D-Day hero’s secret: I knew war was over 48hrs before anyone
FOR more than 50 years D-Day veteran Bernard Morgan spoke to no- one about the secret message he received on May 6, 1945.
While the rest of the world waited for the Nazis to surrender, the codebreaker took a telex message two days before the official end of the Second World War which simply said: ‘The German war is now over.’
For decades, even his close friends and family had no idea he knew 48 hours in advance.
But Mr Morgan, 95, an ex-RAF sergeant, kept hold of the original message and now shares it with younger generations during school talks to highlight the 75th anniversary of VE Day. He volunteered for the Forces on his 18th birthday, becoming a codebreaker and landing on Gold Beach in Normandy on D-Day.

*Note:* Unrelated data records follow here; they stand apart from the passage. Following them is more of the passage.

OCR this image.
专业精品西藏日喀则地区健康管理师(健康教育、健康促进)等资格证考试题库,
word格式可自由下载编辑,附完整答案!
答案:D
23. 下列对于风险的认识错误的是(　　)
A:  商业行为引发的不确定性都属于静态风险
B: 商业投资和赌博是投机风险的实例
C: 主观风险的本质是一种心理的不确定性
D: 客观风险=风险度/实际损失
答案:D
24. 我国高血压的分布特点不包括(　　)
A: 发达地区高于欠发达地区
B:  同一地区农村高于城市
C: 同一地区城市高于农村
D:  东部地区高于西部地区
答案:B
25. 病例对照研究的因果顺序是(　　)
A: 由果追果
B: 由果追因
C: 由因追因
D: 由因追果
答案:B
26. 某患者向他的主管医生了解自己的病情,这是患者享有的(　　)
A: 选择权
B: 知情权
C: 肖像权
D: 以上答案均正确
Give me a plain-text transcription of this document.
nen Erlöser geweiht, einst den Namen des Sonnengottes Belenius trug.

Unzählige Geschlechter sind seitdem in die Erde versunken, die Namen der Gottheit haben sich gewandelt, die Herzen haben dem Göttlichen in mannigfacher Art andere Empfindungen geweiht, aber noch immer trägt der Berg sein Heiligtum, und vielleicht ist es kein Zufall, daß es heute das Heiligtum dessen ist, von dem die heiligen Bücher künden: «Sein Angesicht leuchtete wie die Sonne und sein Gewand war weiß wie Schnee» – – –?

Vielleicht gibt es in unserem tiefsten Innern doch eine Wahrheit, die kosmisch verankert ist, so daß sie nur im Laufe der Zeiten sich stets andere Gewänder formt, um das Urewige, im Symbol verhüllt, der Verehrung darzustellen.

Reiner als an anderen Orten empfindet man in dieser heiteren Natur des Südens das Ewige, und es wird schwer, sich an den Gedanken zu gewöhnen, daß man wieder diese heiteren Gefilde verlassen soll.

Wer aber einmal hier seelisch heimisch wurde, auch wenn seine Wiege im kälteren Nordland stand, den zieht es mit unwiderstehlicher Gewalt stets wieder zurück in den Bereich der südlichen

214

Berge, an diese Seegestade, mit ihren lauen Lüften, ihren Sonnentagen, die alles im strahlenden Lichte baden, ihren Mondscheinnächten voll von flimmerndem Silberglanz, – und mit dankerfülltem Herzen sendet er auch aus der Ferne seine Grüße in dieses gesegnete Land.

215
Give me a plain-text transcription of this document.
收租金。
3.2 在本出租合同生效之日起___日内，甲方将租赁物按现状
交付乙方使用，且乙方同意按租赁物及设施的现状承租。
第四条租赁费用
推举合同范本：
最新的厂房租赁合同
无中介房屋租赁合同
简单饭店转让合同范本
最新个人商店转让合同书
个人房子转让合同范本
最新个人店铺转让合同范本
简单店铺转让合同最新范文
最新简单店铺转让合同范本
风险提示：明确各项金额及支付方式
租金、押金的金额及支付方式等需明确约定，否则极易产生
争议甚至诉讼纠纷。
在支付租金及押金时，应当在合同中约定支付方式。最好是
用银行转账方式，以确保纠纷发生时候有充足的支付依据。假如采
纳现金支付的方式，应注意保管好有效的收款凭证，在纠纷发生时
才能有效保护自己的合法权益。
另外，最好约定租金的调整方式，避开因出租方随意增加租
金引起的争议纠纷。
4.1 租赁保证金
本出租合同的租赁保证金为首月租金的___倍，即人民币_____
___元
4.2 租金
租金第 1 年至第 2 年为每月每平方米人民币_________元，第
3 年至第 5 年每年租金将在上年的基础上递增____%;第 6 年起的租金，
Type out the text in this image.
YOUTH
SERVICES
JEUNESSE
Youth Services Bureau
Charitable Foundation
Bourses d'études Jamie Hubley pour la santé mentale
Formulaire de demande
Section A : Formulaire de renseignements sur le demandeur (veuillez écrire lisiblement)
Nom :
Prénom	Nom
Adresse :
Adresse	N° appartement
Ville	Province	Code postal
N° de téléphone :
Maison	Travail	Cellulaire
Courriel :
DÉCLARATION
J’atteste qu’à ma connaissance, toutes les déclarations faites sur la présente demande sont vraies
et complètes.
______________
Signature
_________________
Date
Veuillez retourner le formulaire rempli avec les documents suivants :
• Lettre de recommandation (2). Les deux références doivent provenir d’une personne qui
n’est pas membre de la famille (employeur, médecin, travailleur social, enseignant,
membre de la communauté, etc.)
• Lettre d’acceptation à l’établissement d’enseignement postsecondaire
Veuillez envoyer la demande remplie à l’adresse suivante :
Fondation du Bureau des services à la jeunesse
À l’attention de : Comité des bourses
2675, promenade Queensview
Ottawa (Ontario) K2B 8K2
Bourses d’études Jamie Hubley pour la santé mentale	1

Mr Morgan, a former clerk from Crewe, Cheshire, was working for the RAF in northern Germany when the historic message was delivered to the cipher office.
‘I was stationed in Schneverdingen when I got the telex to let me know that the war was ending and that the German surrender was imminent,’ he said. ‘I received it from ground control and the message read, “The German war is now over.”
‘ I had to sign the Official Secrets Act as part of my training, so I never told anyone about it. For two days I kept quiet about the information. When VE Day came two days later there was a big celebration. There was lots of alcohol and a big bonfire.
‘Once I arrived back in Britain, I told nobody what I had been doing. The Official Secrets Act forbade me to speak about my time in the war, so I couldn’t tell anybody for 50 years.’
Telex was an international system used for sending written messages via a linked network of teleprinting machines.
Mr Morgan, a widower, has no plans to give up his collector’s item. ‘I offered a copy of the telex to the Imperial War Museum in London,’ he said. ‘They wanted the original, but I’m not giving them it. I want it for my family to keep.’